Me besó, apasionadamente, por cierto, y nos entretuvimos un ratito jugando uno con otro, ella masajeando mi polla y yo acariciando sus pechos, siempre sin dejar de besarnos -¡cómo besa esta mujer!-, hasta que ella, poniéndose boca arriba, exclamó:

-¡Métemela! ¡Fóllame!

Sí, fue un «misionero» típico, pero qué bien lo pasé. Le metí la polla en la vagina y ella exhaló un suave suspiro de placer, empecé con una cadencia suave, que poco a poco fui aumentando a medida que sus gemidos se hacían más intensos. Ella, por su parte… ¡buf! no sé qué hacía con su vagina, si movía sus músculos o qué, pero me estaba poniendo otra vez a punto de explotar.
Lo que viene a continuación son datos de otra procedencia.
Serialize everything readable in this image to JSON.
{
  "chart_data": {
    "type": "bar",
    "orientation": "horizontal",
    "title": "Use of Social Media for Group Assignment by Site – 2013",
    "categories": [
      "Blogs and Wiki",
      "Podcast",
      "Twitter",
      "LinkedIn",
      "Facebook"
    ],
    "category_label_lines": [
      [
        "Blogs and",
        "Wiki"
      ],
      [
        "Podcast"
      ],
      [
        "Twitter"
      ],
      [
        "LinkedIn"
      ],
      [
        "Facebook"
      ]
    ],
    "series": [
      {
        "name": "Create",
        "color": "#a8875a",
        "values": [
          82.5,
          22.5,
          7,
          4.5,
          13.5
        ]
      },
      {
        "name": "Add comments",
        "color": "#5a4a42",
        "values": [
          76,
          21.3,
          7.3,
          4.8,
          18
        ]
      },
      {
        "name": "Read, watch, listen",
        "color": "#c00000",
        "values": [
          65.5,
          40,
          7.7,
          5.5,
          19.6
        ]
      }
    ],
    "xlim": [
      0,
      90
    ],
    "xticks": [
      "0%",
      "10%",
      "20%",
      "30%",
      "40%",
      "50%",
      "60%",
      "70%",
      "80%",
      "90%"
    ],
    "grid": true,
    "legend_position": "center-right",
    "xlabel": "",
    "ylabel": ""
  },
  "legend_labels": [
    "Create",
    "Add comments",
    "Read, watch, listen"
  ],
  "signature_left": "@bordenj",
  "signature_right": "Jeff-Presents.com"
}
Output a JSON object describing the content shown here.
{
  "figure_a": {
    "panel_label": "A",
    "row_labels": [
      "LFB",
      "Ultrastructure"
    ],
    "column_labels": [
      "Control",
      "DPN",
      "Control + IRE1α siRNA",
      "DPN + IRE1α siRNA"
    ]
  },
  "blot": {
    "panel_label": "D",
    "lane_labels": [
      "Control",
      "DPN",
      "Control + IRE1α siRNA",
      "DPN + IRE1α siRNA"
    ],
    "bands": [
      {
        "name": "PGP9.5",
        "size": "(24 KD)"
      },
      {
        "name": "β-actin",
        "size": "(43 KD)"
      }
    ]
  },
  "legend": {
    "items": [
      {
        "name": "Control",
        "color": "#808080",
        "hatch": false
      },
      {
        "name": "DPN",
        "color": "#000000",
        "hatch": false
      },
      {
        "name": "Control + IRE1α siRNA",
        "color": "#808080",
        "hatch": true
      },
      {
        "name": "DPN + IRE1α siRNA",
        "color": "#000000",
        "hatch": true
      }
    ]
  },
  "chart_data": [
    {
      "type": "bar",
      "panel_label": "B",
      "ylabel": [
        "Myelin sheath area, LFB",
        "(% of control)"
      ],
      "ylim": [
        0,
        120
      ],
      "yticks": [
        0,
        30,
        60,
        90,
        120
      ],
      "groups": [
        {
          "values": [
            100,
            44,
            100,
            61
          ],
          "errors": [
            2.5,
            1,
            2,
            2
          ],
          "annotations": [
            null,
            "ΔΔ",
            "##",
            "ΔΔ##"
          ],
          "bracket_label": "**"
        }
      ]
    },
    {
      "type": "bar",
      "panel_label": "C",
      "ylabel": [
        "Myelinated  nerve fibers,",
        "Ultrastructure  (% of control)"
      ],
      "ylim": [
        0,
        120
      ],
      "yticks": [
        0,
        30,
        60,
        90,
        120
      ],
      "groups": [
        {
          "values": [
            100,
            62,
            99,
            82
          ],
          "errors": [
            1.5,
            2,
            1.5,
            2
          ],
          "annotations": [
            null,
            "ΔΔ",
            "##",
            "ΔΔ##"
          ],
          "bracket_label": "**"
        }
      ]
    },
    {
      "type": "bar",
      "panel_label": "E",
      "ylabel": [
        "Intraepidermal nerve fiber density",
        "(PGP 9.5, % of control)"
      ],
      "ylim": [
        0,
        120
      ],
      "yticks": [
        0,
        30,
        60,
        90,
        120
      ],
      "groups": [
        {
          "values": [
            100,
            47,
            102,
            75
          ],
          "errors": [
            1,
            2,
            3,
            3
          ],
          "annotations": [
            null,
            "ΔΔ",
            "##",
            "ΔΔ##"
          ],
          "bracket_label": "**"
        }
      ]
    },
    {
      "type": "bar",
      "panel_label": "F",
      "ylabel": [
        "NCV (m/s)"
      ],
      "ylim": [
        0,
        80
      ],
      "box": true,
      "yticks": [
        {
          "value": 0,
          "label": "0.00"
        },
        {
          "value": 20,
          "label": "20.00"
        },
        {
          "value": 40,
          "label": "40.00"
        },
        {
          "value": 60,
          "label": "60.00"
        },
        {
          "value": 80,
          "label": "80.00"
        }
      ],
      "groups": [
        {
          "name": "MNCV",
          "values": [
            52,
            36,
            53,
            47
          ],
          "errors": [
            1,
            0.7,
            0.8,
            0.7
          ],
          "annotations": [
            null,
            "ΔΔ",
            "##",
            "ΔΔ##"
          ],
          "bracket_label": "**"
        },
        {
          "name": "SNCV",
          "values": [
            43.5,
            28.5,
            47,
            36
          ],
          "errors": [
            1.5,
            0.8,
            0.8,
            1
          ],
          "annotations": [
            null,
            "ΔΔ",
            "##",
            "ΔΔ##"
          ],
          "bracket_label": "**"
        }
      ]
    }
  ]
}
Iba bombeando, íbamos besándonos, le acariciaba los pechos… esta vez estallé yo primero, pero me quedó suficiente turgencia en el miembro para seguir aún unos segundos y llevarla a ella al cielo también.

Ya tranquilos nuevamente, le comenté lo mucho que me gustaba su culo, lo mucho que me había excitado siempre y el subidón que me dio al vérselo un rato antes.

–¿De verdad te gusta mi culo? ¿Te gustaría entrarme por ahí?

–¡Claro! ¿Tú estarías dispuesta?

–Hace años estuve casada y a mi marido les gustaba mucho darme por el culo. En los dos sentidos -puso un mohín de desagrado-, pero sí. Tendría que ponerme en forma para eso, pero a ti te aceptaría sin problemas, siempre que lo hicieras bien, suavemente. Tan suavemente como te has comportado hoy.

No hubo ocasión ese día; los dos habíamos resuelto nuestro clímax sexual y ya sólo hubo lugar para acariciarnos, besarnos un poco y decirnos lindezas antes de levantarnos y vestirnos de nuevo.

Lucía aceptó mi propuesta y somos amantes fijos, o más o menos. De cuando en cuando, viene a la oficina, aunque muy irregularmente: hay semanas que ha venido tres veces y luego ha pasado dos semanas enteras sin dar noticias, pero a mí me complace que ella lo haga a su aire, libremente. También hemos salido un par de fines de semana y la cosa ha ido bien.

Y, por supuesto, accedí a su culo a gusto y ganas y experimenté placeres realmente orientales.

Pero, queridos amigos, como decía aquel, esa es ya otra historia.